The hospital advertising that would really work has to emanate from a deep understanding of the consumer behaviour, when he is required to choose a hospital. No one wants to go to a hospital to enjoy a few days away from work. One is forced to go to the hospital under the press of circumstances. The desire is usually to get out of the hospital as quickly as possible with a positive medical outcome, and with the least dent to ones pocket.

When a customer walks into the hospital he is anxious, fearful of surrendering control of his body to the hospital, uncertain of the outcome. The customer at one level is seeking medical care for whatever problem he has, at another level he is seeking a reassurance. A reassurance that he will be treated with understanding, compassion, honesty and dignity, that he will have access to the very best that medicine has to offer and above all a reassurance that in the end everything will turn out to be right.

A hospital in its communication must be able to connect with the customer at this level.
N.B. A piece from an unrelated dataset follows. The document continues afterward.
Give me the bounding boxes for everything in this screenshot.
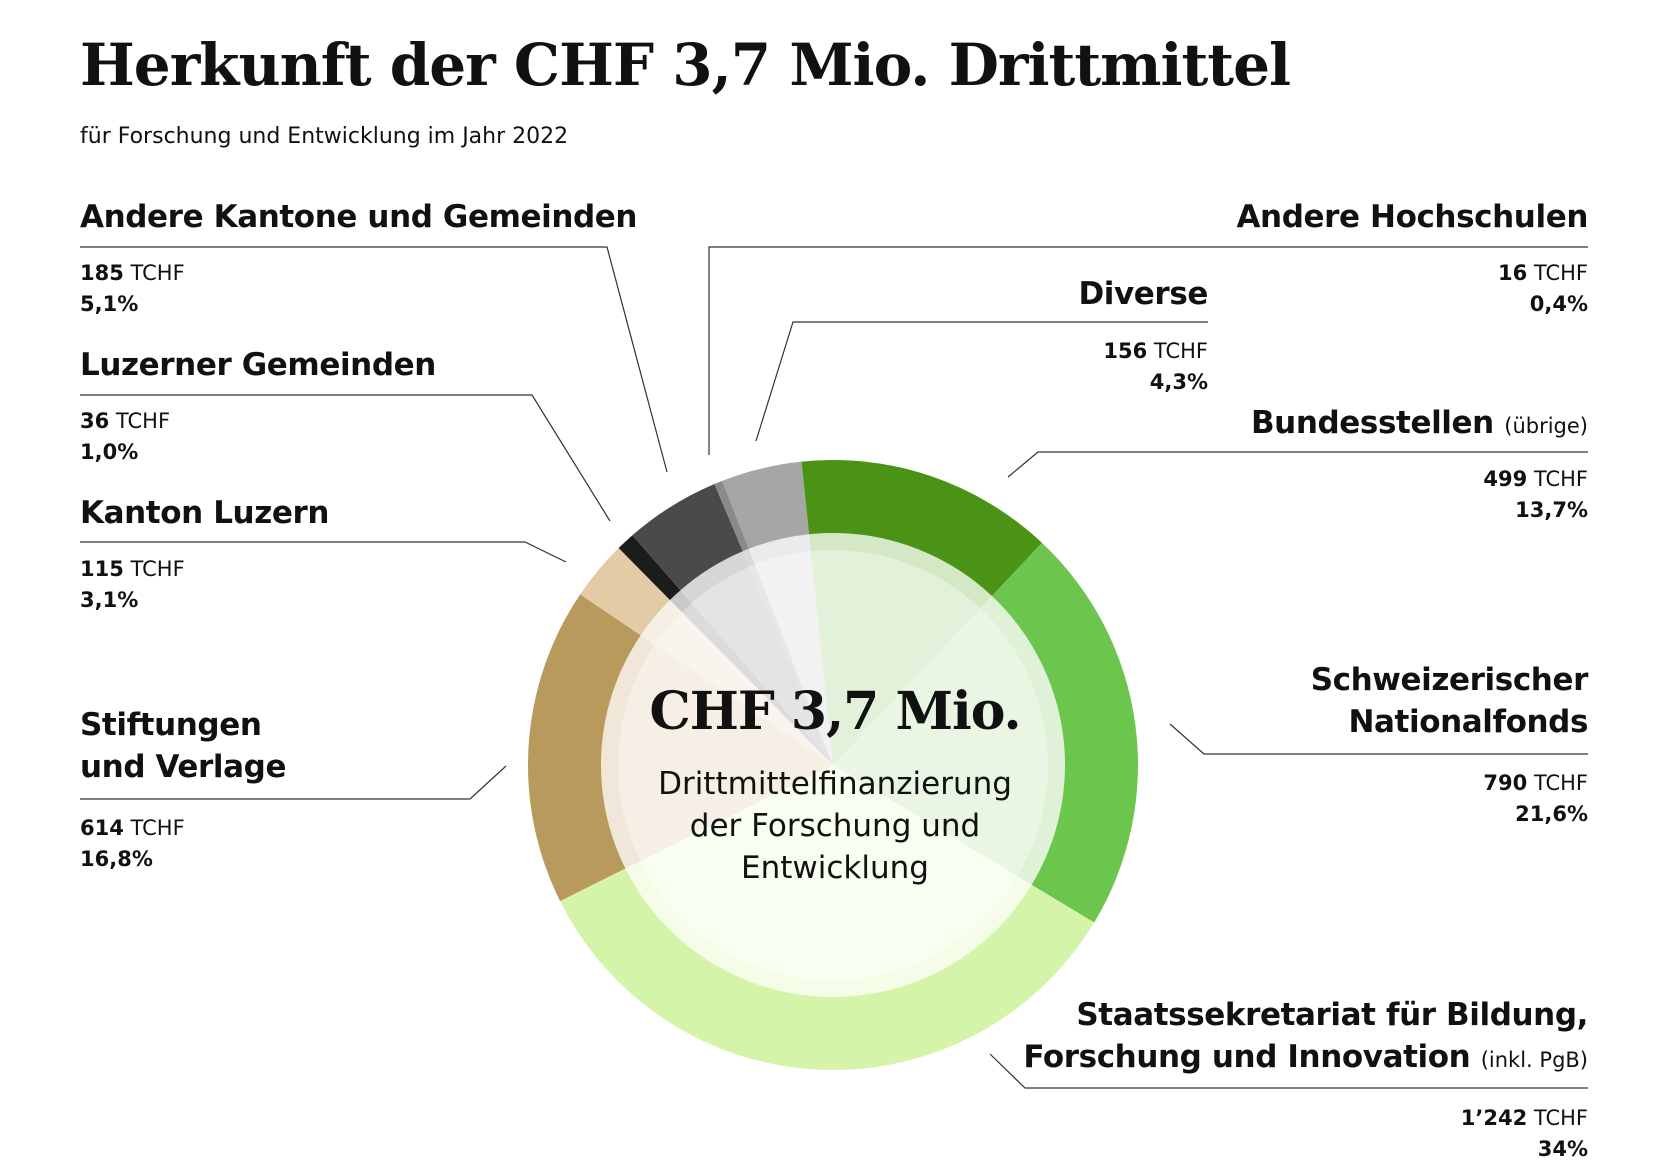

The communication must be designed to inspire trust. The message must have an emotional connect, should make a consumer believe that this hospital is the best place to be in the worst of times. The emotional core must be clearly defined and set off against logical props such as great doctors, state of the art equipment, processes that help deliver a great experience and people trained to understand and quickly respond to patients needs. The real challenge for communications professionals is to put this in a neat campaigns (without making it look slick or put on), which communicates simply and eloquently with the customers.
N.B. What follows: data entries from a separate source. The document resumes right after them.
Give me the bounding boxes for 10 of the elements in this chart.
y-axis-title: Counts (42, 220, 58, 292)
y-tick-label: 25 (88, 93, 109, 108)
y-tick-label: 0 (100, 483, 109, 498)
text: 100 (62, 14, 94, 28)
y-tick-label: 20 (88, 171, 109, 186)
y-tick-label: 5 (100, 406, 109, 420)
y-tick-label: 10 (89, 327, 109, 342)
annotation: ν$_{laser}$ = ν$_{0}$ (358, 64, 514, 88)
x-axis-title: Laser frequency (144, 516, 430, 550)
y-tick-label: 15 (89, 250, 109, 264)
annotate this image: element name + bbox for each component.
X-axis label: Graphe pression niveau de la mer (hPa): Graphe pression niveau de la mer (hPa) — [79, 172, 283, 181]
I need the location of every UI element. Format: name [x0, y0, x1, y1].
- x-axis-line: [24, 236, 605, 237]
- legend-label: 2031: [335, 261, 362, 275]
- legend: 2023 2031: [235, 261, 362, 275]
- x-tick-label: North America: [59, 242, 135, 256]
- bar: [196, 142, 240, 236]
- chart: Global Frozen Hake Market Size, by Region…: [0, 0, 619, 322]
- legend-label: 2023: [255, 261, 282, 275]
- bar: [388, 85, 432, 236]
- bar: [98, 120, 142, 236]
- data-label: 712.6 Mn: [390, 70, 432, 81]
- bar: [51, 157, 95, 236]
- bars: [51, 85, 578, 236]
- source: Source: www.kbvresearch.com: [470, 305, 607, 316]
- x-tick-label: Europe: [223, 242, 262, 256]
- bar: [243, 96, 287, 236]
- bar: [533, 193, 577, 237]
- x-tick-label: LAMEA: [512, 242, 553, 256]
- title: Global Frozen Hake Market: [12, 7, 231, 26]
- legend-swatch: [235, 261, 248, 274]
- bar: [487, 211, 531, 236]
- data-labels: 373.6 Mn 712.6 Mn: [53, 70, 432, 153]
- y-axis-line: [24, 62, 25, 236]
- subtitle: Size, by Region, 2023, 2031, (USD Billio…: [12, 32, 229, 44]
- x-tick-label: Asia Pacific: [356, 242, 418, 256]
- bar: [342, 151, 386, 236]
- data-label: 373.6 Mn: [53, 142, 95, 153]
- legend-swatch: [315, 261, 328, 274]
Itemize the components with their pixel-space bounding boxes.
Once the communication is designed the media choices have to be made. This is critical and somehow the least understood by marketers. The message should be powerful and yet flexible to be adapted to the needs of traditional print media, out of home media and increasingly the digital media. The media mix has to be carefully worked out. This is the tricky part because the mix will clearly depend upon the target audience, which varies from hospital to hospital.

The Common Pitfalls
Hospitals tend to try and cram too many things in a single piece of communication. This happens when the communication is shaped by too many people each with their own perspective. Typically the advertising layouts go around and opinions are sought from various quarters including the heads of various departments, senior doctors and anyone else who may have a point of view. This in itself is not such a bad exercise. The real fun begins when the Head of Marketing is asked that these views be squeezed into the communication so that it pleases one and all who matters in the hospital. This is disasterous as in all this one forgets that the advertising is meant to appeal to the customers and is not a tool to keep various stakeholders in the hospital happy.

The other reason why I suspect healthcare advertising sometimes does not work well is that the promise made in the communication does not entirely gets delivered as a seamless experience across the hospital touchpoints. Somehow the people, who are to deliver the promise remain clueless about the promise till they see the advertising out in the media !

This to say the least is like committing harakiri. Internal communication and training to align touchpoint experiences with the communication promises rarely happens.

Conclusions
Healthcare advertising is an investment that can pay rich dividends as long as it is handled in a sensitive manner keeping the needs of the customers in mind. It is essential that a hospital walks the talk, which can only happen when the service delivery is aligned to the communication promise.

Healthcare advertising is tricky and has many variables. However, that is hardly a reason to not to attempt it.